The jury of seven women and five men got the case Monday and reached a decision by noon Tuesday.
Cheri Owen, one of Hoyt's attorneys, said she was disappointed with the verdict but believed the jurors were fair.
"They took the facts. They took the evidence that was presented to them. And you can't change the facts," she said. "It was an uphill battle because of the taped confession."
The Markowitz slaying horrified many in the west San Fernando Valley, where the boy and many of his accused killers had grown up. The slaying was triggered by a dispute between two marijuana dealers and former friends Jesse Hollywood and Benjamin Markowitz, Nicholas' older half-brother, authorities say.
Hollywood and a group of buddies allegedly were driving through West Hills last summer when they saw Nicholas walking along a street. Nicholas, who was about to start his junior year at El Camino Real High School, was beaten, thrown into a van and driven to Santa Barbara, detectives say.
His captors held him in several houses for two days, often allowing him to join them as they smoked marijuana and drank alcohol, witnesses said. At one point, Markowitz said he would not try to escape because he believed the kidnappers would take him home, according to testimony.

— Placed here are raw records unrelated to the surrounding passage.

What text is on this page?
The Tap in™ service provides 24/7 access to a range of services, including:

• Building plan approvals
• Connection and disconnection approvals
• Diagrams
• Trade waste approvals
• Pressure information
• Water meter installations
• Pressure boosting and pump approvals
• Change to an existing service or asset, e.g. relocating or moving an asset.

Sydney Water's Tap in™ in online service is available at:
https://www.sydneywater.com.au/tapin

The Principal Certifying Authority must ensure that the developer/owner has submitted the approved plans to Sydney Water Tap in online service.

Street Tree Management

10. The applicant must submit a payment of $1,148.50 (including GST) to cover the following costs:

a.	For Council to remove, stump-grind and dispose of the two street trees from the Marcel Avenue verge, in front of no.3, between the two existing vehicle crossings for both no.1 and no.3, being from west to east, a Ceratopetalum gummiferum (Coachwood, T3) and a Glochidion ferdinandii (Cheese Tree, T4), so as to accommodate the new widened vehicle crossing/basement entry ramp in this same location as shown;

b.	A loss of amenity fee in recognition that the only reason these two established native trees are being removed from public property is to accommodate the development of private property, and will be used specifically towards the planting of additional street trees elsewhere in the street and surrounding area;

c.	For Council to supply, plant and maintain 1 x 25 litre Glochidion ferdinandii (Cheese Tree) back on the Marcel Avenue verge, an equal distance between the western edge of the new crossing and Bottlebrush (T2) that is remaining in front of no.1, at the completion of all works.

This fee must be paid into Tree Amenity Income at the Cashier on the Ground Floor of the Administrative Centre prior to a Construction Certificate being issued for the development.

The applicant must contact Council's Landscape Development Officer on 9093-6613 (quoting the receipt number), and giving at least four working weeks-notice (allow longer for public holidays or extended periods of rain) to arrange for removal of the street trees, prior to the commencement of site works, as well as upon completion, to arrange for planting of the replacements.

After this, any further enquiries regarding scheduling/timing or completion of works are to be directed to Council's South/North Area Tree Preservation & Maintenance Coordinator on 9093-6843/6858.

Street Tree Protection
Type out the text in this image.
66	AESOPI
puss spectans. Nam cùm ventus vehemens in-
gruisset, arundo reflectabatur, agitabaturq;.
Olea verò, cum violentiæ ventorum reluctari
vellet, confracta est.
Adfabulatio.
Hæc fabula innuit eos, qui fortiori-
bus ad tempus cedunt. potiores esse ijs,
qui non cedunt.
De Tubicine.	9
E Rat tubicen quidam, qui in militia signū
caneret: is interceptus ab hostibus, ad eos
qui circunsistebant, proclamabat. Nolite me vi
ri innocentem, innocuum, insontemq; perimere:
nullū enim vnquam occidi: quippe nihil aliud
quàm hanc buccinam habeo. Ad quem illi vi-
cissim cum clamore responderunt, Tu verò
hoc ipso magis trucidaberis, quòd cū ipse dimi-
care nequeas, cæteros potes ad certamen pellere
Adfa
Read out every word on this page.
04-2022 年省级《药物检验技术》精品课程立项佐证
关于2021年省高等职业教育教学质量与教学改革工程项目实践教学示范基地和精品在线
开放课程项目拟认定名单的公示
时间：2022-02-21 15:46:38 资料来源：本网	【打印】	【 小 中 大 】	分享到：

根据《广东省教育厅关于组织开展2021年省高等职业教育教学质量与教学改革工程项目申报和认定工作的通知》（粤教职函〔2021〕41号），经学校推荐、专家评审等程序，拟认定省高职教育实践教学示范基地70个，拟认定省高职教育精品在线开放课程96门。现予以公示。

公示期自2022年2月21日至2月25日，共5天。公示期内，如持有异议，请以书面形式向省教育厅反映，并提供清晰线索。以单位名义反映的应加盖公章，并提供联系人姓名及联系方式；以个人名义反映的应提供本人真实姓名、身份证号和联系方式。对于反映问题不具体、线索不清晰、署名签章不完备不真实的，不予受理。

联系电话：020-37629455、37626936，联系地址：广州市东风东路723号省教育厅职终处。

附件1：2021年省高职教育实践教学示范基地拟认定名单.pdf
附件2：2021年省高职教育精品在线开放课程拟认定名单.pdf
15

Prosecutors said Markowitz was killed after Hollywood consulted a lawyer and learned of the severe penalty for kidnapping.
Three others accused of abducting and killing Markowitz have pleaded not guilty and await trial. They are Jesse Rugge of Santa Barbara and William Skidmore of Simi Valley, both 21, and Graham Pressley, 18, of Goleta. Hollywood, the 21-year-old West Hills man accused of ordering the killing, fled after the shooting and remains a fugitive.
Owen said she hopes Hoyt's youth and troubled family background will persuade jurors to spare his life. He has no previous criminal record.
As the Markowitz family slowly filed out of court, Nicholas' grandmother began to cry.
"It's beyond belief," said Barbara Markowitz of West Hills. "I still look down and see our name all the time in the newspapers, and I can't believe this has happened to our family."